Sarah and her family had started making plans in case she was not re-admitted, but she seems happy to be able to finish the school year and walk with her class. Although she had to give up her part in a school play because she missed rehearsals, she’s looking forward to prom. Her mom sewed her dress, inspired by the gown Drew Barrymore wears in the movie “Ever After.” Her date will wear chain mail.
Sitting at a table at a Chinese restaurant in Augusta, Sarah listens to her friends chatter about classmates who just had babies. The conversation bounces from young motherhood to talk shows to Sarah’s prom date (“just a friend”).
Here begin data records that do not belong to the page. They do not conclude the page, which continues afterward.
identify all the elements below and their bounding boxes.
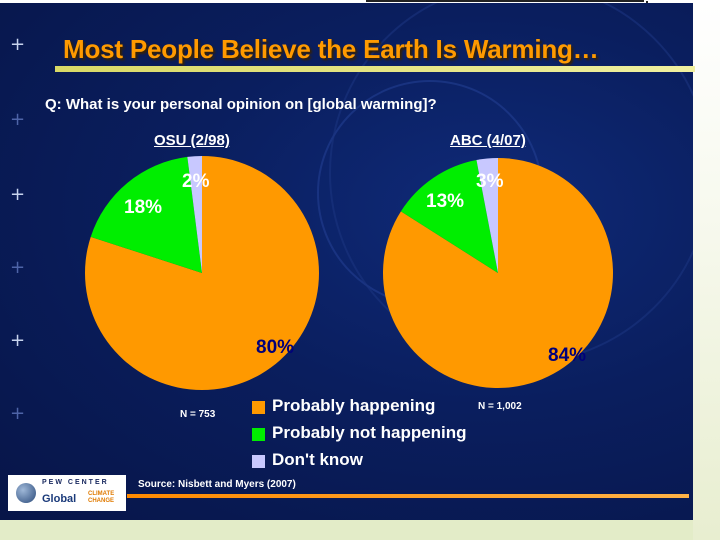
plus-decoration: + — [10, 403, 26, 424]
logo-sub-text: CLIMATE CHANGE — [88, 491, 115, 504]
right-strip — [693, 0, 720, 540]
sample-size-osu: N = 753 — [180, 409, 216, 420]
pie-slice-label: 3% — [476, 171, 504, 192]
legend-label: Don't know — [272, 450, 363, 469]
plus-decoration: + — [10, 109, 26, 130]
legend-label: Probably happening — [272, 396, 436, 415]
pie-slice-0-2 — [187, 156, 202, 273]
pie-slice-label: 2% — [182, 171, 210, 192]
sample-size-abc: N = 1,002 — [478, 401, 522, 412]
plus-decoration: + — [10, 34, 26, 55]
title-underline — [55, 66, 695, 72]
slide-title: Most People Believe the Earth Is Warming… — [63, 34, 599, 64]
source-note: Source: Nisbett and Myers (2007) — [138, 479, 296, 490]
logo-top-text: PEW CENTER — [42, 479, 109, 486]
pie-slice-1-2 — [476, 158, 498, 273]
plus-decoration: + — [10, 330, 26, 351]
source-underline — [127, 494, 689, 498]
pie-title-abc: ABC (4/07) — [450, 132, 526, 149]
pie-slice-1-1 — [400, 160, 498, 273]
legend-label: Probably not happening — [272, 423, 467, 442]
pie-slice-label: 13% — [426, 191, 464, 212]
logo-main-text: Global — [42, 493, 77, 505]
plus-decoration: + — [10, 257, 26, 278]
globe-icon — [16, 483, 36, 503]
pie-slice-label: 84% — [548, 345, 586, 366]
pie-slice-0-0 — [84, 156, 320, 391]
survey-question: Q: What is your personal opinion on [glo… — [45, 96, 437, 113]
pew-center-logo: PEW CENTER Global CLIMATE CHANGE — [8, 475, 126, 511]
plus-decoration: + — [10, 184, 26, 205]
pie-slice-label: 80% — [256, 337, 294, 358]
pie-slice-label: 18% — [124, 197, 162, 218]
legend-swatch — [252, 428, 265, 441]
legend-swatch — [252, 455, 265, 468]
top-edge — [360, 0, 650, 3]
pie-slice-0-1 — [90, 156, 202, 273]
bottom-band — [0, 520, 693, 540]
pie-title-osu: OSU (2/98) — [154, 132, 230, 149]
legend-swatch — [252, 401, 265, 414]
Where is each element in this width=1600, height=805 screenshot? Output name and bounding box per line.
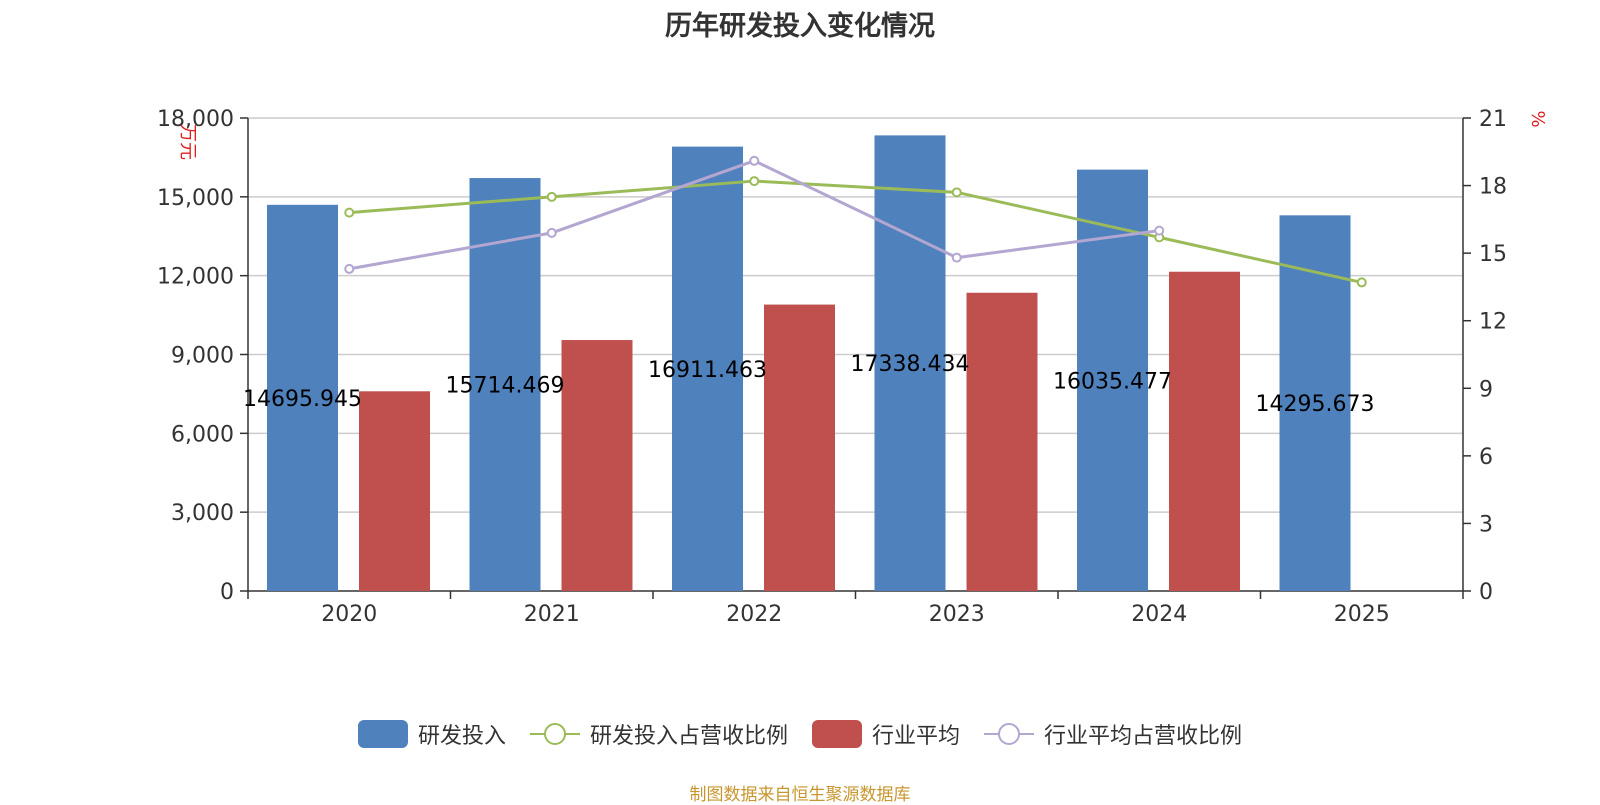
y-left-tick-label: 3,000 [171, 501, 234, 526]
x-tick-label: 2020 [321, 602, 377, 627]
point-rd-ratio [344, 207, 355, 218]
legend-label-industry-average: 行业平均 [872, 724, 961, 749]
legend-label-industry-ratio: 行业平均占营收比例 [1044, 724, 1243, 749]
y-left-tick-label: 9,000 [171, 344, 234, 369]
y-right-tick-label: 6 [1479, 445, 1493, 470]
x-tick-label: 2023 [929, 602, 985, 627]
bar-rd-investment [874, 135, 946, 591]
data-label-rd-investment: 14295.673 [1256, 392, 1375, 417]
legend-item-rd-investment[interactable]: 研发投入 [357, 718, 506, 750]
bar-rd-investment [267, 204, 338, 591]
y-right-tick-label: 9 [1479, 377, 1493, 402]
point-industry-ratio [344, 263, 355, 274]
bar-industry-average [966, 292, 1038, 591]
x-tick-label: 2025 [1334, 602, 1390, 627]
y-left-tick-label: 18,000 [157, 107, 234, 132]
point-rd-ratio [1356, 277, 1367, 288]
data-label-rd-investment: 14695.945 [243, 387, 362, 412]
point-industry-ratio [1154, 225, 1165, 236]
legend-label-rd-ratio: 研发投入占营收比例 [589, 724, 788, 749]
y-left-tick-label: 6,000 [171, 422, 234, 447]
data-label-rd-investment: 15714.469 [446, 374, 565, 399]
bar-industry-average [1169, 271, 1240, 591]
point-rd-ratio [546, 191, 557, 202]
legend-item-industry-average[interactable]: 行业平均 [812, 718, 960, 750]
x-tick-label: 2024 [1131, 602, 1187, 627]
bar-industry-average [561, 340, 633, 591]
y-left-tick-label: 0 [220, 580, 234, 605]
chart-title: 历年研发投入变化情况 [665, 11, 935, 42]
y-left-tick-label: 15,000 [157, 186, 234, 211]
y-right-tick-label: 21 [1479, 107, 1507, 132]
point-industry-ratio [749, 155, 760, 166]
y-left-tick-label: 12,000 [157, 265, 234, 290]
y-right-tick-label: 0 [1479, 580, 1493, 605]
point-industry-ratio [951, 252, 962, 263]
point-industry-ratio [546, 227, 557, 238]
data-label-rd-investment: 17338.434 [851, 352, 970, 377]
data-label-rd-investment: 16911.463 [648, 358, 767, 383]
source-note: 制图数据来自恒生聚源数据库 [689, 785, 911, 805]
bar-industry-average [764, 304, 835, 591]
y-right-unit: % [1527, 110, 1548, 127]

It’s easy to think of Sarah as a regular high school student and not a minor celebrity. Her blond hair is pulled into a ponytail, not covered by the bandana she usually wears when out of school. She wears a blue ribbed sweater and jeans, and around her neck beaded and silver necklaces and a small cross hang around here neck.
But she’s not a regular teenager. Even without the attention she’s received from her struggle to go back to school, Julie says their neighbors know Sarah as someone with an usually good heart.
“Even people who don’t understand the art know her,” says Julie.
She talks about how Sarah as bought people groceries with money she made working at the Augusta Pizza Hut and the times she weeded gardens for elderly women in their town. Julie is proud of her daughter.
Sarah is following in her mother’s footsteps – Julie is an artist who put a paintbrush in her oldest daughter’s hand when Sarah was five and complained of boredom. Sarah and her brother and sister helped Julie paint murals for some McDonald’s restaurants in Wichita and El Dorado.
Both mother and child smile when they talk about how Sarah’s suspension briefly changed their lives. In addition to the lawyers, journalists and neighbors who have paraded in and out of the Bomans’ small yellow house in Leon, the family has heard from people all over the country.
Sarah has received letters of support and clippings of stories about her in newspapers outside Butler County. They mention one letter from a mentally handicapped 23-year-old, who wrote to ask Sarah to a dance. He also wanted her to be his girlfriend.
News accounts even resulted in Sarah getting her own showing at the Acme Gallery in Wichita.
“It’s been a crazy time,” Sarah says. “Pretty neat, really, though.”
The senior is making plans for next year. She began the process of applying for an art scholarship at WSU, and she was favorably impressed with the program.
“I met Jill [Eggers] and I said ‘oh, I want her to be my teacher,” says Sarah.
But she is planning to attend Bethany College in Lindsborg instead – at least for two years. Sarah got to know the school through her brother, Joshua Boman, and his girlfriend, Jessica Crane, who are both students there.
Crane is an art student who is presenting her senior show this semester. Sarah became familiar with the Bethany art department through her.
“She hangs around here a lot and she’s been sucked in,” jokes Crane. “She’s one of us now.”
In addition to art, Sarah wants to study religion, philosophy, psychology and architecture. She also plans to do missionary work after college.
“I think that maybe I will start out for a year and end up doing it 10 years,” she says. “Who knows.”
Eventually Sarah wants to start an art gallery and museum where all kinds of artists can show their work, including high school students.
“I want to travel and learn,” she says. “I still want to be a singer. I think I can pull all of these things together.”